カソムの報酬
俺の名はメルバム・カソム。USOのスペシャリストだ。
身長2.5メートルの巨体が生み出す怪力は、スペシャリストの中でもトップクラスである。
したがって、数々の特殊任務に参加する機会も多い。
さきほども、アトランやローダン、グッキーたちと組んで、ある任務を達成したばかりだ。
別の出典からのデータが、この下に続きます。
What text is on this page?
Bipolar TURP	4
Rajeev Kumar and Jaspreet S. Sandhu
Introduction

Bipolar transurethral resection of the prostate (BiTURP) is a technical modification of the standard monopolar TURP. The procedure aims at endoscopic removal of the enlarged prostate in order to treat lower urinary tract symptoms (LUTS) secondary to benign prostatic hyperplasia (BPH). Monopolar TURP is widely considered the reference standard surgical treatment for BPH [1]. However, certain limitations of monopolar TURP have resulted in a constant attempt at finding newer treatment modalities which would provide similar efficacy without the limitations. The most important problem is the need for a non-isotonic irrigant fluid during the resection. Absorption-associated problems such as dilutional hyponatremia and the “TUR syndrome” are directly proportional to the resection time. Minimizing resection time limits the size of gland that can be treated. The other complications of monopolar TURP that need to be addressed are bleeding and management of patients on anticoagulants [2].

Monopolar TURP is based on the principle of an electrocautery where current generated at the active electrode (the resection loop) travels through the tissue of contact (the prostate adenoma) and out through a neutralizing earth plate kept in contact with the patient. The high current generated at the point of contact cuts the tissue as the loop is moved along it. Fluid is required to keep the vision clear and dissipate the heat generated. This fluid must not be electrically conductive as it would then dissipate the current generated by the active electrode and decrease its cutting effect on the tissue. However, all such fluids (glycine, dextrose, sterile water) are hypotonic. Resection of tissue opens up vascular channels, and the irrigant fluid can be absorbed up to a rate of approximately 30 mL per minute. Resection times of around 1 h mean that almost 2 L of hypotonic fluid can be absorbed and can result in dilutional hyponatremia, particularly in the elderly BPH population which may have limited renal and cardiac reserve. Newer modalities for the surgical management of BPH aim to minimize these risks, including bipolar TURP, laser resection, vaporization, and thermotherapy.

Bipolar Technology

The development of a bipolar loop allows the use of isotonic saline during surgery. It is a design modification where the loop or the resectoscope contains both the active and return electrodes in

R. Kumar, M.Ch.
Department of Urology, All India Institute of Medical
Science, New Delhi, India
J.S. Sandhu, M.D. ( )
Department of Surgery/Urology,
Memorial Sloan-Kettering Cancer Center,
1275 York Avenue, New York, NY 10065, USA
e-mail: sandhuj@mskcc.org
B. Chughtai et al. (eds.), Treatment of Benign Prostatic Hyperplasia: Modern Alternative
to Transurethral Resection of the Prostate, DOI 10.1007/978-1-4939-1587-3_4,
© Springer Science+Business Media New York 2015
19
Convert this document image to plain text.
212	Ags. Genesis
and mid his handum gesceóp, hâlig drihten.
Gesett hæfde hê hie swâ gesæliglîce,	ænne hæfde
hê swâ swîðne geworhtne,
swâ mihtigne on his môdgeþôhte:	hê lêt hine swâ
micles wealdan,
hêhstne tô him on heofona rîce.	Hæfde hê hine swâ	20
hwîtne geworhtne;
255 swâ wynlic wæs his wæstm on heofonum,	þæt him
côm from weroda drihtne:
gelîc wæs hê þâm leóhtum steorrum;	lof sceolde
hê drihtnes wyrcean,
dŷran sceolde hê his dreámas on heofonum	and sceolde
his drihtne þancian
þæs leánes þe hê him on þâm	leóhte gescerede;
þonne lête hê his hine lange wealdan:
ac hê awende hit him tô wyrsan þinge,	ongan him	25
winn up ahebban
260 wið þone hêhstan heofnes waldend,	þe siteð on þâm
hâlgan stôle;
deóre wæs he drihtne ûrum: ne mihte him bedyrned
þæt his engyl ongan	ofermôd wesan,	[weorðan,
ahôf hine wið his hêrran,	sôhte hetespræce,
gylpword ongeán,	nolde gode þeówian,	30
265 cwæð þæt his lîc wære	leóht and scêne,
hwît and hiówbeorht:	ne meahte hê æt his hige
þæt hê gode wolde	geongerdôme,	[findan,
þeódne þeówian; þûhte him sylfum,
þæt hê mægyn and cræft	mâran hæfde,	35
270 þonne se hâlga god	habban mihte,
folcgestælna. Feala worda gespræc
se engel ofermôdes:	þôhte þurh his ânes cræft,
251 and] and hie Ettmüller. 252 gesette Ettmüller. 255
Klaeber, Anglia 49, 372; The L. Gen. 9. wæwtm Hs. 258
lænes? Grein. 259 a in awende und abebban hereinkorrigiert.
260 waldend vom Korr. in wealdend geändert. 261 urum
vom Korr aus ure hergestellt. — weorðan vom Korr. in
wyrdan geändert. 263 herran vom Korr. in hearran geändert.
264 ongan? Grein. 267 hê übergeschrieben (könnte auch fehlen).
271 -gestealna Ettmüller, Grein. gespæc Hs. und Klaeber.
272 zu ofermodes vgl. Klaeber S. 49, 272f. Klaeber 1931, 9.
こういう任務の後は、即座に特別ボーナスが振り込まれる。
翌朝、俺はさっそくテラニアの銀行にいって、通帳をチェックした。
特別ボーナスの100万ソラ−が振り込まれているはずである。
通帳をチェックした瞬間、俺の顔が真っ赤になり、髪の毛が逆立った。
…髪の毛は、まぁ、その、最初っからだ。
俺は、さっそくクレームをつけた。
「おい、100万ソラ−入金のはずが、100万ソラ−出金になってるぞ。ただちに訂正してもらいたい」
そのとたん、背後で空気がゆらぎ、何かが出現した気配がした。
グッキーの奴だ。テレポートしてきたな。
「やぁ、カソム」
「なんだ。ちび」
「作戦前に聞いてなかったかい。今、太陽系帝国も財政難でね」
「だから?」
「作戦中にあんたが余分に食べた食料分は、あんたの報酬から引いておくってさ」「へぇ〜、200万ソラ−も食べたんだ」「100万の報酬から、200万を引くと、100万のマイナスか」
俺の拳が当たる瞬間、グッキーの姿が消えた。
ちくしょう、テレポートで逃げやがった。
俺の名はメルバム・カソム。USOのスペシャリストだ。
身長2.5メートルの巨体を生かし、
普通のスペシャリスト10人前の働きは楽にこなす。
しかし、欠点もある。
普通のスペシャリスト30人前は、食べることだ。